Thank you for the sharing. I replaced the DETR's encoder MultiHeadAtten with SimA, it works pretty well. I am wondering is it possible to replace the cross attention in decoder? If so, any clue how to do it?

soroush-abbasi commented 2 years ago

Hi,

Thanks for your interest in our works. You can normalize Q and K similar to self-attention, then QKV dot product. Did you encounter any specific challenge?

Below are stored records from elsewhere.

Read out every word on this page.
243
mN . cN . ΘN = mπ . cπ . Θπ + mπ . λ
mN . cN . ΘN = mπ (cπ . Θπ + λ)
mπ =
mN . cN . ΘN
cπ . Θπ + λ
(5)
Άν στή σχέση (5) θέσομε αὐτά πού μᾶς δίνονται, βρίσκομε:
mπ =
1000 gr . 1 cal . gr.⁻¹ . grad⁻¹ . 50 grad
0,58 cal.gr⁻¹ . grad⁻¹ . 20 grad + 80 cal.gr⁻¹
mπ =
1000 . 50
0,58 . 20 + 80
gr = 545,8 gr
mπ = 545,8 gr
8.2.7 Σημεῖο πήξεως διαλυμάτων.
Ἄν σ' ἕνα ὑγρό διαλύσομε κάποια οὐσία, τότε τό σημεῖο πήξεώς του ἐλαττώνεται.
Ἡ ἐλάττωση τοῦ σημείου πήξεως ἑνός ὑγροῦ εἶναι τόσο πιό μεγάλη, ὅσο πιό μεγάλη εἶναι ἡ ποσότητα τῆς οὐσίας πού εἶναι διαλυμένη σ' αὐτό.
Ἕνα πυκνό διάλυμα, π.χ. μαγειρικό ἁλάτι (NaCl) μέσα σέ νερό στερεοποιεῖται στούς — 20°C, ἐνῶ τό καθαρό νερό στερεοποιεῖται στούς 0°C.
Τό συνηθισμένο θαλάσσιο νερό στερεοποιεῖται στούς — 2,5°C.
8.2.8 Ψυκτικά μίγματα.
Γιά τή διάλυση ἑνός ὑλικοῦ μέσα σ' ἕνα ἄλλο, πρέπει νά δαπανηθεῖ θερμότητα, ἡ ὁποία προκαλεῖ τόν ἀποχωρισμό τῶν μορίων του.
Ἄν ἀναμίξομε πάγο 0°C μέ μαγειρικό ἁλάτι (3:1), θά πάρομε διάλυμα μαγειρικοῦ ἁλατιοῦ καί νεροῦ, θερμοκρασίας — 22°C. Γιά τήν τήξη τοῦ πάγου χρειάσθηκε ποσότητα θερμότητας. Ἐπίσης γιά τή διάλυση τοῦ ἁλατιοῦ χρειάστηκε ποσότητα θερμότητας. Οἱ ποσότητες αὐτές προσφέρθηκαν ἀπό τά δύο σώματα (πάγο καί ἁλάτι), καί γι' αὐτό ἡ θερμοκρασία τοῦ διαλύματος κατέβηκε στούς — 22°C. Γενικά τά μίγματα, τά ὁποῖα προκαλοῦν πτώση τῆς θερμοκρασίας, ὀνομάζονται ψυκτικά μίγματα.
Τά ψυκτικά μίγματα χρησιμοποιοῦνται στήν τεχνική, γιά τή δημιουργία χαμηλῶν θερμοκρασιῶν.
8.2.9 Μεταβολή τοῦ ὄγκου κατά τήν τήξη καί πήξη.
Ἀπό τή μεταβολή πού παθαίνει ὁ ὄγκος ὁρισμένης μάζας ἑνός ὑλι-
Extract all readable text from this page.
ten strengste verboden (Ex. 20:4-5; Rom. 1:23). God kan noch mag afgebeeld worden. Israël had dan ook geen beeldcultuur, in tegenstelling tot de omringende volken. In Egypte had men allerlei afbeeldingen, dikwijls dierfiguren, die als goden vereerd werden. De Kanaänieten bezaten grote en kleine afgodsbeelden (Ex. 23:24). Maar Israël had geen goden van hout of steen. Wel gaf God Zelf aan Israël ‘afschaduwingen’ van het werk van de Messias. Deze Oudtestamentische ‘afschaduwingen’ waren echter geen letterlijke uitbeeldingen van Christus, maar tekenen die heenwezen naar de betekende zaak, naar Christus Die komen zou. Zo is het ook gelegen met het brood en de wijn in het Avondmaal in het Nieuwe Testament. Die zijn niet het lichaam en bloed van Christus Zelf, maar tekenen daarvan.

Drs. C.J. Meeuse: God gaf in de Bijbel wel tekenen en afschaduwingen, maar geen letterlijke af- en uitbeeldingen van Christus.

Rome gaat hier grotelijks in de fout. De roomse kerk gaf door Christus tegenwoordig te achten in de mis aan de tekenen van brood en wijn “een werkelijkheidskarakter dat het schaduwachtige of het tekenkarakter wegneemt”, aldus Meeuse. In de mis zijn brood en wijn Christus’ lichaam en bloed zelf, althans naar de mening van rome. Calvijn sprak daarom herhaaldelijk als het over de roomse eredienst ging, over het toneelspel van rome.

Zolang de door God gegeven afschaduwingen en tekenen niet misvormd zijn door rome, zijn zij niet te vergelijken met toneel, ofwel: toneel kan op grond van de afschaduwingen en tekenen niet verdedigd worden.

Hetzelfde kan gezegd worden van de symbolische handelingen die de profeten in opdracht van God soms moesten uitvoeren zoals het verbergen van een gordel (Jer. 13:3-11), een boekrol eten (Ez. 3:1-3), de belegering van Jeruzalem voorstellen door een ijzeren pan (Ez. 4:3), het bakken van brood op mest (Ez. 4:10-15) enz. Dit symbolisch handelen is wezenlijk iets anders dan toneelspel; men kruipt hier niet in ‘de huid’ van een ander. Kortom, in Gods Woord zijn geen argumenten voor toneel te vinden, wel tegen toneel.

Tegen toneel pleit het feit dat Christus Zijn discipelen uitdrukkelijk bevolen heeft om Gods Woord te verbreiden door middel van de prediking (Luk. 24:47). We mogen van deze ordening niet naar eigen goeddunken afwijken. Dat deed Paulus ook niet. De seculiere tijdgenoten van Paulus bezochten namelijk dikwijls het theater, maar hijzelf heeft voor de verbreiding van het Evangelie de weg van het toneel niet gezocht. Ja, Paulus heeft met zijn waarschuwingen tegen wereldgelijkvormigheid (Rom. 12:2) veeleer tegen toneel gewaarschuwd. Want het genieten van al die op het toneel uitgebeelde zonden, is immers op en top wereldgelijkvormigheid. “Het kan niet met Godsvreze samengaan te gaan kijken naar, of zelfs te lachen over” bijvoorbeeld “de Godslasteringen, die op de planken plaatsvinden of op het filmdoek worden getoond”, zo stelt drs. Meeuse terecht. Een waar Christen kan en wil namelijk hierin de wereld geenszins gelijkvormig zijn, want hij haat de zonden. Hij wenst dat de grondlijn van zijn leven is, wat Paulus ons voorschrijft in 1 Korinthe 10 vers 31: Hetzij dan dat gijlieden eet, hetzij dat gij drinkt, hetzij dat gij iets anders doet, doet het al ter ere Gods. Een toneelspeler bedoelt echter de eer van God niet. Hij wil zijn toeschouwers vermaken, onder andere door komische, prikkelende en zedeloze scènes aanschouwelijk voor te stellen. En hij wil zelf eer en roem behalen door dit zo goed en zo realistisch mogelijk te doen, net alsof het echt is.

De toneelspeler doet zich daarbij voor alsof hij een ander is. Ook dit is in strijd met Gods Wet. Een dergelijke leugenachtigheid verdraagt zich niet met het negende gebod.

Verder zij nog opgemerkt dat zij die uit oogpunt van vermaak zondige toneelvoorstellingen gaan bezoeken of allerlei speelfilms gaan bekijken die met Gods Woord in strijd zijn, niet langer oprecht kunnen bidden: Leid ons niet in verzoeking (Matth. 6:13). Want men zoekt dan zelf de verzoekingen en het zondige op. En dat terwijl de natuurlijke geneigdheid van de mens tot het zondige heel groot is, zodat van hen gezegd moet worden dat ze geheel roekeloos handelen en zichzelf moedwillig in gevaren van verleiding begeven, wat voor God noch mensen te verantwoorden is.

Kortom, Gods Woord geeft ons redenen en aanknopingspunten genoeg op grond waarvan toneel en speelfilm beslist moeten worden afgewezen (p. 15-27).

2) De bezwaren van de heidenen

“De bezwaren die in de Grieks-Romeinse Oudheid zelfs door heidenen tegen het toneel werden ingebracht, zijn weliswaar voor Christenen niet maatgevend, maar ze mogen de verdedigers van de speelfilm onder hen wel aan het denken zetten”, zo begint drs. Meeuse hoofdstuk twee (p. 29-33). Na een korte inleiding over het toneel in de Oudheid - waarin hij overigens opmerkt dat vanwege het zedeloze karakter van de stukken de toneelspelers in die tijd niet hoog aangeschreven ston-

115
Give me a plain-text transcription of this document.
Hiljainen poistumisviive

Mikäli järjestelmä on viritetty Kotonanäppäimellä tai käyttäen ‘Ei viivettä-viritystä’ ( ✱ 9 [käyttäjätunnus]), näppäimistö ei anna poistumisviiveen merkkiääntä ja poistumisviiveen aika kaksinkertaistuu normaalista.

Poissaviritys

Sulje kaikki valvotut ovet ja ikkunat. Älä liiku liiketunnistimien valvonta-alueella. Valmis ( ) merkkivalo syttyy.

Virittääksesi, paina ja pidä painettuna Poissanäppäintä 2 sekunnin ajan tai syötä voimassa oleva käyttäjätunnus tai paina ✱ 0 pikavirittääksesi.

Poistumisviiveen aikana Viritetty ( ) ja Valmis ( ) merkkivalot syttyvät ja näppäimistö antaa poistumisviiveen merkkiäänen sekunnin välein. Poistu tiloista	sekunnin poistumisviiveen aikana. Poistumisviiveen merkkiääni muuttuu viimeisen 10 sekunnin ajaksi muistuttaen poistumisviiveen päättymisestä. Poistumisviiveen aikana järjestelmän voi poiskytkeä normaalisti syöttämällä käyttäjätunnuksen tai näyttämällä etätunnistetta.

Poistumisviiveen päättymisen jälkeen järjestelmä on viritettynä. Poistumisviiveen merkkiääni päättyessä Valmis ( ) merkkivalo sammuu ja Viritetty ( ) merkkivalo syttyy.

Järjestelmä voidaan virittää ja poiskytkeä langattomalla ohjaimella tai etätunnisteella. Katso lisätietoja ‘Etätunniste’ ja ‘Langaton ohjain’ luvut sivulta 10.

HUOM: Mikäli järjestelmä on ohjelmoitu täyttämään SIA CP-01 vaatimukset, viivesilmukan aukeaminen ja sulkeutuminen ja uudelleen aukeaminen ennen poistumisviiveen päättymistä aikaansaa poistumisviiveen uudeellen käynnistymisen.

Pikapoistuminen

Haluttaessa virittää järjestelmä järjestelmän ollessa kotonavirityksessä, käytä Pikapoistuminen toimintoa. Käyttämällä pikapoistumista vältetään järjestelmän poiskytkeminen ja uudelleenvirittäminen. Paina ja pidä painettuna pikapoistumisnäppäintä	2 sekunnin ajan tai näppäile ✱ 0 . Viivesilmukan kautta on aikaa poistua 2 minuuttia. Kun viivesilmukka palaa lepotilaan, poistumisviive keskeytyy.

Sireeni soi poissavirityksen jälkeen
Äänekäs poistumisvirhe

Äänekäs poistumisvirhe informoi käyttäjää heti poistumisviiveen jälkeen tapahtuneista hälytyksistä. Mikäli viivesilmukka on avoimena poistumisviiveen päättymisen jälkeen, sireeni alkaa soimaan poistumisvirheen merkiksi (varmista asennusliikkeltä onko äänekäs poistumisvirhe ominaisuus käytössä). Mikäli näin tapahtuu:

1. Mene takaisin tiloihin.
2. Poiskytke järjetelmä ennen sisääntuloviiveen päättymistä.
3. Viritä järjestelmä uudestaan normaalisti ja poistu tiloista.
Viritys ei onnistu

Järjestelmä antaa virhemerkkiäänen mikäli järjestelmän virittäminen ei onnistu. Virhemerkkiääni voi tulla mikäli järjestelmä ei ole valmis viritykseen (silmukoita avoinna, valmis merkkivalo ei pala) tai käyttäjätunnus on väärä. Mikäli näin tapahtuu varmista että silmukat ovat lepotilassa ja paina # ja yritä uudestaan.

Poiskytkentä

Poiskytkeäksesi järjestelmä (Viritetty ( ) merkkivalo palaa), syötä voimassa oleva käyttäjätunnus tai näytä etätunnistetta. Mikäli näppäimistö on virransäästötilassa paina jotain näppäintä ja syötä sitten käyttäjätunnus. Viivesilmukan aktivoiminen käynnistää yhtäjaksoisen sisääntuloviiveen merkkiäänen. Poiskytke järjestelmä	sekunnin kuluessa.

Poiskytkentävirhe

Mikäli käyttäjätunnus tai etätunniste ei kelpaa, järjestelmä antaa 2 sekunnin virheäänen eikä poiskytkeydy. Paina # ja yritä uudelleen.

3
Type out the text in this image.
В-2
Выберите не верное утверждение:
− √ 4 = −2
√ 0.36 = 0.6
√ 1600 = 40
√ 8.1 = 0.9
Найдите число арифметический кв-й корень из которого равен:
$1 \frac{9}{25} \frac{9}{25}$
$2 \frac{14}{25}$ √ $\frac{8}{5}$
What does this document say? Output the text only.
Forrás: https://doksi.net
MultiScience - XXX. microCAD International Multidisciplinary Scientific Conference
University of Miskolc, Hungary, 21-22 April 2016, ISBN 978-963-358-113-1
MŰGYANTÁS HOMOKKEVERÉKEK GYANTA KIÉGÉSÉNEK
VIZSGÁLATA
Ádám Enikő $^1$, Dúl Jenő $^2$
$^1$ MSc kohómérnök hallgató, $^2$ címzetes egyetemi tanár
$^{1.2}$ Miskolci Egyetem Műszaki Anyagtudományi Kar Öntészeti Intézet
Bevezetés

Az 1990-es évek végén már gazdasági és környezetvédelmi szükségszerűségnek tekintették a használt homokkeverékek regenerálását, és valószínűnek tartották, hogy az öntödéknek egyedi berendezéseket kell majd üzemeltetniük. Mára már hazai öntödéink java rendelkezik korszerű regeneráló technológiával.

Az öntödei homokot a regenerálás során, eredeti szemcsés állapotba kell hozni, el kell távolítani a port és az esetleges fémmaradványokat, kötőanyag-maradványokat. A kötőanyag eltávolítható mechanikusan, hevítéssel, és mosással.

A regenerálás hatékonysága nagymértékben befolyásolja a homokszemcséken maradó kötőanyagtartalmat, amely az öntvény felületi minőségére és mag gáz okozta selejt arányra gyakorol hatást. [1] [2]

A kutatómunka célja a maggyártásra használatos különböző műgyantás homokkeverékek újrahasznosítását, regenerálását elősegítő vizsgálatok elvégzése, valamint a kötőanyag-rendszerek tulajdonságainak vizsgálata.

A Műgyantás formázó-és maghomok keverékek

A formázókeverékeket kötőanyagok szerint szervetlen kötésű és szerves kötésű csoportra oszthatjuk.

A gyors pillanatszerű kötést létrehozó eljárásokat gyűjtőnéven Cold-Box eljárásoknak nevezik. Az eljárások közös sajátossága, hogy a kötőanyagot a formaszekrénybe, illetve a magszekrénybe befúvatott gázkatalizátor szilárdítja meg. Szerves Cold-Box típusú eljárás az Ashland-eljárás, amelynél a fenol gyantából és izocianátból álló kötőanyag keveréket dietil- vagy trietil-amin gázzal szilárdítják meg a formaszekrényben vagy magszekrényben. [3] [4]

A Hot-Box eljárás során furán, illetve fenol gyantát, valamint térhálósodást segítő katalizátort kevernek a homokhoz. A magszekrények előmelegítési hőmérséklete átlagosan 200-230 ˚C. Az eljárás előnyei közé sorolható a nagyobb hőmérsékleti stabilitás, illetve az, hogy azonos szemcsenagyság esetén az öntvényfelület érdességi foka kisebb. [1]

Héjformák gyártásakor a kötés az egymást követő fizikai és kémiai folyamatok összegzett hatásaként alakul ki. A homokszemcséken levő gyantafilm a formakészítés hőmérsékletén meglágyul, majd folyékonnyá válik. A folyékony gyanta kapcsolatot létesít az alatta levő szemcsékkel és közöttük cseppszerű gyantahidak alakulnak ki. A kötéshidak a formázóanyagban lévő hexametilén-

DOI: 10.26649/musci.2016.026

HardysJin commented 2 years ago

Thanks for the quick reply. In order to replace the MultiheadAttention, I did some modications(https://github.com/UCDvision/sima/blob/main/sima.py#L239). Instead of getting q, k, v from linear layers of x, I am forwarding the q, k, v directly. In self-attn, since all q, k, v have the same shape, SimA works very well. But for corss attention where the k and v with shape [key_size, batch, embed_size] (from DETR encoder output) and q with shape [query_size, batch, embed_size] (from DETR decoder's self-attn). SimA no longer works because of the matrix mul (https://github.com/UCDvision/sima/blob/main/sima.py#L248) for illegal shapes

soroush-abbasi commented 2 years ago

So assuming that :

Q [B, M, D] : M is number of queries
K [B, N, D] : N is number of Keys V [B, N, D] : N is number of Values

(QK)V : MxN @ NxD -> MxD Q(KV) : MxD @ DxD -> MxD

So I guess there should not be a problem. Since you said that the q has the shape [M, B, D], maybe you need to permute it to be [B, M, D]?

HardysJin commented 2 years ago

Thanks for the suggestion. I will try this adjustment.